É dom divino cantar, mas não qualquer cantar. Falo do cantar que atinge o coração e chega ao centro do regato produtor das lágrimas. Aquele que acalma as dores, aquele que anuncia a felicidade, que por vezes também lhe falta. Aquele cantar que pinta as cores do horizonte embala ou desperta as ilusões amorosas e permite acontecer o impossível. E como é difícil resistir ao seu chamado principalmente quando o som mais alto da música se mistura com as batidas do próprio coração

 

Qual deve ser  a responsabilidade daqueles que fazem esta batida ser tão intensa. Eles são os verdadeiros regentes da orquestra da paixão e nesse viés  nasceu a vocação do cantor Álefe Andrey. Sua carreira começou em Novo Horizonte do Sul, aonde foi criado, mas recebeu forte influência familiar, pois o pai  toca bateria, o avô acordeon, a mãe ajudou a comprar o primeiro violão e a namorada  é a fã número um.

 

Para muitos pesquisadores e críticos musicais, a música sertaneja é centenária, mas certamente veio sofrendo diversas modificações. Entretanto é pacífico que o pioneiro do gênero foi o jornalista e escritor Cornélio Pires. Ele podia ser considerado um grande mecenas pois levava para os grandes centros os costumes dos “caipiras” através de encenações teatrais e cantores de época. Por volta de 1912  ele lançou o livro “Musa Caipira” recheado de versos típicos. Já nos anos 20 foi realizada uma semana para divulgação da arte brasileira sendo montado pela primeira vez apresentações com instrumentos tais que a viola caipira e demonstrado os ritmos da moda de viola, do Lundu e Cururu valorizando o trabalho de Cornélio Pires.
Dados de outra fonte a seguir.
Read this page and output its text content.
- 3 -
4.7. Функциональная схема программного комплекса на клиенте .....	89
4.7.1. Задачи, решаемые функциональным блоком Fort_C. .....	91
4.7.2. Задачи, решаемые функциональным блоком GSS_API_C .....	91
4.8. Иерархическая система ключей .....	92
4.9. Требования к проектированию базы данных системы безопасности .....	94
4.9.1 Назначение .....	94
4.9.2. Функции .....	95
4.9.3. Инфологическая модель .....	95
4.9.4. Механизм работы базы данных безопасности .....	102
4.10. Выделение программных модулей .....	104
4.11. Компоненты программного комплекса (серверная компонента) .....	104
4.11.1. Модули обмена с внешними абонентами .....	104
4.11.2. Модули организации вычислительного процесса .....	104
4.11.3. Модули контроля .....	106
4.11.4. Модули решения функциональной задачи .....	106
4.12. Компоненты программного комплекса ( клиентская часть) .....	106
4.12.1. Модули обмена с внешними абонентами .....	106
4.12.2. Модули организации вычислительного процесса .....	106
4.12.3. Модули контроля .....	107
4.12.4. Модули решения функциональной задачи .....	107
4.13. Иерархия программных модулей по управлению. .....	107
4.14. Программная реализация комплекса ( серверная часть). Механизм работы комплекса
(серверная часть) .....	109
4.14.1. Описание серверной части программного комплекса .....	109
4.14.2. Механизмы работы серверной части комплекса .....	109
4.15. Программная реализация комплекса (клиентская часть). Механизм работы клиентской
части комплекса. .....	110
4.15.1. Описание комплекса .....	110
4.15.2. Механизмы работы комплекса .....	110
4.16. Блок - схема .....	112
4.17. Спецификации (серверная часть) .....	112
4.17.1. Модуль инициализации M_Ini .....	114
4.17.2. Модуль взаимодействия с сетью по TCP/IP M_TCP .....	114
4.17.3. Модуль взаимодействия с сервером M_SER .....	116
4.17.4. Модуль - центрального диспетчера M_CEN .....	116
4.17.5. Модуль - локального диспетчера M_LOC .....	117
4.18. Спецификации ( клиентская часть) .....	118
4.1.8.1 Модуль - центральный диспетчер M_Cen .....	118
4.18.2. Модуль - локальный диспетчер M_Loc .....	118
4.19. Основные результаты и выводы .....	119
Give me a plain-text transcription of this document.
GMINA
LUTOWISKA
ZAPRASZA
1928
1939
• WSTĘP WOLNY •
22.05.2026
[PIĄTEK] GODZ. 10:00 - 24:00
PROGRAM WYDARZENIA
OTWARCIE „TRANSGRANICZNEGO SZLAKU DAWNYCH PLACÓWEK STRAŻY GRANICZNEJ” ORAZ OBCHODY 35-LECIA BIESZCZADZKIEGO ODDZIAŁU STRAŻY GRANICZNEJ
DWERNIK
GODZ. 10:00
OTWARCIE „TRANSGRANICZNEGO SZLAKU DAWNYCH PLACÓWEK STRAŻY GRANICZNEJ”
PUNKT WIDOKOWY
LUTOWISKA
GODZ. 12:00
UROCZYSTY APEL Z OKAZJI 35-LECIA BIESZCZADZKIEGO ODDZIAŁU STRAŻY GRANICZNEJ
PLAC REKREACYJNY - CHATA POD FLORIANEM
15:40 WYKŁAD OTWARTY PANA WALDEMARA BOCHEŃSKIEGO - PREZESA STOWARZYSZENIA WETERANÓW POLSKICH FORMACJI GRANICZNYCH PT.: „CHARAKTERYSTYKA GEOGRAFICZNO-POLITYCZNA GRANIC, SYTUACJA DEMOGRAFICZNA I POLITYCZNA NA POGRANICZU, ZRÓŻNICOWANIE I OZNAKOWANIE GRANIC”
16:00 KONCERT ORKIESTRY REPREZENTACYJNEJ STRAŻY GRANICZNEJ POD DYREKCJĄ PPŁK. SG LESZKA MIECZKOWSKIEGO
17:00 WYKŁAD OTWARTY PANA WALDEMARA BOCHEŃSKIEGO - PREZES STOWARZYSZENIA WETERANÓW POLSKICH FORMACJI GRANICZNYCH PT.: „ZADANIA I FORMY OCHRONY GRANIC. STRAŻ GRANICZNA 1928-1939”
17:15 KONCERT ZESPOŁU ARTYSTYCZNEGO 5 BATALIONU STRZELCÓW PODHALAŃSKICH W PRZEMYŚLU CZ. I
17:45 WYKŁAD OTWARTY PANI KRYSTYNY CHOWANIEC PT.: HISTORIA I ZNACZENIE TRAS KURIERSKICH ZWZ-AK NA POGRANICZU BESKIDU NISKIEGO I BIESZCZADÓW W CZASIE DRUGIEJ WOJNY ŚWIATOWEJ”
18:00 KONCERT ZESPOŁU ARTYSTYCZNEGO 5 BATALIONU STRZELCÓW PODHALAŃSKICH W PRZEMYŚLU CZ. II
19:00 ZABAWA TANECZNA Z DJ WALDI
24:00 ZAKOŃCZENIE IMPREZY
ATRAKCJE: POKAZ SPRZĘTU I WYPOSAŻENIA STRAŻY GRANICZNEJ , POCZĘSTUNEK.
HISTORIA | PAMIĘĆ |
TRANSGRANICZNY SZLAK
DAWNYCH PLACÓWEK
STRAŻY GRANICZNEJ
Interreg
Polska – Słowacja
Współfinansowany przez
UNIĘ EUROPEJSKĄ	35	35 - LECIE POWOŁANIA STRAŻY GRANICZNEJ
Entretanto os primórdios registrados contam de 1924 ( A turma caipira de Cornélio Pires) aonde participavam Caçula e Sorocabinha. Mesmo assim o primeiro registro fonográfico do sertanejo aconteceu em 1929 quando Cornélio, decidiu tirar do próprio bolso o dinheiro para a gravação e edição do primeiro álbum, que em poucos dias de lançamento esgotou-se nas lojas brasileiras. E certamente esta dificuldade não é mérito apenas da música sertaneja. Na verdade como tantas coisas na vida, sabemos que tudo tem seu preço.

 

Sabendo disso, quando citamos o nome de Álefe Andrey, muitas vozes se levantam, afirmando ser ele, um músico eminentemente sentimental e que em seu coração, sempre haverá espaço para uma moda de viola, na janela da pessoa amada, e nas choupanas dos amigos. Isso fez com que o  tenhamos escolhido   para homenageá-los neste espaço. Porque levar a emoção e a alegria aos lares já é opção arraigada nas cordas do violão e isso para nós tem valor, além disso, o fato de sua obra poder provocar alegrias, saudades, sorrisos, lágrimas e todas as emoções que podemos imaginar, e saber que de alguma forma você pode fazer parte daquele momento, se torna uma pequena síntese do trabalho que Álefe Andrey, tem, feito, faz e continua fazendo pela música regional, com todo o ímpeto de Cornélio Pires e a percepção sensorial, dos atuais Hugo & Guilherme, entre tantos outros ícones da nossa música. Ou seja da Raiz a Bachata. Certamente; e justamente por esse motivo, está gravando com letras douradas, seu nome na constelação musical e poética do nosso Estado.